3., it is necessary to secondary index table update simultaneously corresponding to when updating the data table related column
Judge whether tables of data has renewal, if so, just renewal secondary index table, if not having, does not update secondary index table;
The method of renewal secondary index table comprises the following steps:
I, update the data table:The Put method interfaces provided by the HBase in Hadoop platform, the value of submission data row, The identifier of line unit, row race and row, the renewal of complete paired data table;
II, generation secondary index entry:For the row of the data currently updated, query metadata table, acquisition needs to update Secondary index table and secondary index table corresponding to action type, the lattice of corresponding secondary index table are selected according to action type Formula, meet the tabular entry of corresponding secondary index using the data message generation updated in tables of data;
III, renewal secondary index table:The interface method provided by Coprocessor in the HBase in Hadoop platform, The value of the form submission secondary index table of the secondary index entry generated according to step II, line unit, the identifier for arranging race and row, it is complete The renewal of paired secondary index table.

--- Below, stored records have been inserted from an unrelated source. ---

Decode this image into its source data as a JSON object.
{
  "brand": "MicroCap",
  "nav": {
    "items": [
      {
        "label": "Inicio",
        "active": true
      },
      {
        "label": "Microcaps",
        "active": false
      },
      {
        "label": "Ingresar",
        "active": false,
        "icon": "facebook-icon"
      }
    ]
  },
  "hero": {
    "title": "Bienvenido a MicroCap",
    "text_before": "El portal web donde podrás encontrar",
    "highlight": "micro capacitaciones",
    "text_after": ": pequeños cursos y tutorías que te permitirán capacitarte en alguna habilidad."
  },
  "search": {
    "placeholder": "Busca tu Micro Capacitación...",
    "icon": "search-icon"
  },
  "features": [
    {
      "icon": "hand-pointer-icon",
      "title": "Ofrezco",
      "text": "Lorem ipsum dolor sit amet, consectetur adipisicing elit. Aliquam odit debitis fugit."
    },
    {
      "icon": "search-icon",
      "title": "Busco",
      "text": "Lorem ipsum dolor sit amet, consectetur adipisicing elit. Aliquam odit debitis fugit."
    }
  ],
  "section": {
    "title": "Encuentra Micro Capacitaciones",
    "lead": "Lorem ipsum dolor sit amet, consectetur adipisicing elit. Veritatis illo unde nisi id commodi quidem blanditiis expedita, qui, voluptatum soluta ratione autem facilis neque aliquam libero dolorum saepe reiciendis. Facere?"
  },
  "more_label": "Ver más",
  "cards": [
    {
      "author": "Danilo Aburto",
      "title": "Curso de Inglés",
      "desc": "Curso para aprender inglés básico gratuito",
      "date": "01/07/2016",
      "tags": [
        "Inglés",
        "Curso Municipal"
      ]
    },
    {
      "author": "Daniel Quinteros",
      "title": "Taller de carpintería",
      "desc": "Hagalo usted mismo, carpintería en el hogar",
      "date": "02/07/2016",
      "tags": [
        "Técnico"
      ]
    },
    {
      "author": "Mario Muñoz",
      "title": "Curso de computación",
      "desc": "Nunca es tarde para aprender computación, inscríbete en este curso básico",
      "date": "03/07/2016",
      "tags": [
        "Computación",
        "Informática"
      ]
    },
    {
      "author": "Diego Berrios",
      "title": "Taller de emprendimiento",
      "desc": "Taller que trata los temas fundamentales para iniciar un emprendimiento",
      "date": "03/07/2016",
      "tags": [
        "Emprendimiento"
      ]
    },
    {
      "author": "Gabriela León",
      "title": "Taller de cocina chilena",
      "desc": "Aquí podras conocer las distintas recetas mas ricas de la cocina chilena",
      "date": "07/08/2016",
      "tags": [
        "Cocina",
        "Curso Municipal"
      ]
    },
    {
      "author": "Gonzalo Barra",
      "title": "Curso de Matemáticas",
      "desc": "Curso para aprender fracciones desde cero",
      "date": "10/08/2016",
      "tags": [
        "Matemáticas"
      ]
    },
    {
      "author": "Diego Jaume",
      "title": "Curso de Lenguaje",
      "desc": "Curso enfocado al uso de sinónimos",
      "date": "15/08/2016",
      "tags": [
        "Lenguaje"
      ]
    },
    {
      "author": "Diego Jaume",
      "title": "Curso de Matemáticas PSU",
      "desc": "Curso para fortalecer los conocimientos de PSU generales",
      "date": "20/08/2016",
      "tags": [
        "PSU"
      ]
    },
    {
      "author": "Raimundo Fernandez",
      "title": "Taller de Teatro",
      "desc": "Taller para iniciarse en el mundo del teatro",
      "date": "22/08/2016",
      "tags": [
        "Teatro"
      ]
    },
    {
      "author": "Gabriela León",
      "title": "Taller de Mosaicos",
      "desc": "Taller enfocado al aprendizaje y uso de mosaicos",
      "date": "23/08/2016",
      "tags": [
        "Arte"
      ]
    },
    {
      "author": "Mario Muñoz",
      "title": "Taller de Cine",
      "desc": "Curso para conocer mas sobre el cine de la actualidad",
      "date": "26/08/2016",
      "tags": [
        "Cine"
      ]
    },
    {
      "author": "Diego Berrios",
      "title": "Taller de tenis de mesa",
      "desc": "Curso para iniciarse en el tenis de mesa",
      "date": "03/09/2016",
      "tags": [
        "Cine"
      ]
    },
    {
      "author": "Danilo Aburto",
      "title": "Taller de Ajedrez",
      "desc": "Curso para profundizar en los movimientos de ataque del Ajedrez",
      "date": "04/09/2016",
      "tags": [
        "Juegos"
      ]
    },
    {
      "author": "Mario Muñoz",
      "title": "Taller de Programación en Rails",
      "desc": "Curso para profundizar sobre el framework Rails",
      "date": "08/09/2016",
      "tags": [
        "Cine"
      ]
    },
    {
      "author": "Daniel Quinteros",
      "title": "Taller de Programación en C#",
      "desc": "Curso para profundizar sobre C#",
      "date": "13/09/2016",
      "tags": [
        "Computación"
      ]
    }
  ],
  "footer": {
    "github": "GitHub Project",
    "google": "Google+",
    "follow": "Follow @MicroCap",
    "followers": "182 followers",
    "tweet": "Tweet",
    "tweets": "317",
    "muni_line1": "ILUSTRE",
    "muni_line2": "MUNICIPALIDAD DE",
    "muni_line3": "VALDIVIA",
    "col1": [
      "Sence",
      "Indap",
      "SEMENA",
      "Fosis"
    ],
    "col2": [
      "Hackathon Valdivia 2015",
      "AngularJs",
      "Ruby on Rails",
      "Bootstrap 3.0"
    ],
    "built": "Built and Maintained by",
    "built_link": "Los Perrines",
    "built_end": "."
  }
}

This method can realize basic renewal operation in the case where not causing larger pressure to Hadoop clusters, and The connection Query and selection inquiry operation between tables of data can be relatively efficiently realized for each specific business, so as to real Now to complexity business demand support and to it is daily increase newly data counted with total amount.
This method has following features:
1) secondary index table creates simple;
2) index file writes simultaneously with data file, ensures uniformity;
3) the data statistics time greatly reduces.
The present invention has following advantages and good effect:
By the introducing of ES distributed search engines, each data manipulation, only very few several Region, from basic On reduce the pressure of cluster, alleviate the burden of network service, make the dependence reduction to high-performance server, enhance work The efficiency and stability of work, and possess preferable scalability, have good value for applications.
Brief description of the drawings
Fig. 1 is the overview flow chart of this method;
Fig. 2 is the selection querying flow figure of this method step 2.;
Fig. 3 is the connection Query flow chart of this method step 2..
English to Chinese:
1、ES:Full name ElasticSearch is increasing income based on Lucene structures, distributed, and RESTful search is drawn Hold up.It is stable designed for real-time search in cloud computing, can be reached, it is reliably, quickly, easy to install.Support passes through HTTP Data directory is carried out using JSON.
We establish a website or application program, and to add function of search, make that we are stricken to be:Search work It is difficult.It is desirable that our search solution is fast, it is intended that have a zero configuration and one it is completely free Search pattern, it is therefore desirable to be able to the index data for simply passing through HTTP using JSON, it is intended that our search service Device can use all the time, it is therefore desirable to be able to which one starts and expands to hundreds of, and we will search in real time, and we simply will rent more Family, it is intended that establish the solution of a cloud.Elasticsearch aims to solve the problem that all these problems and more.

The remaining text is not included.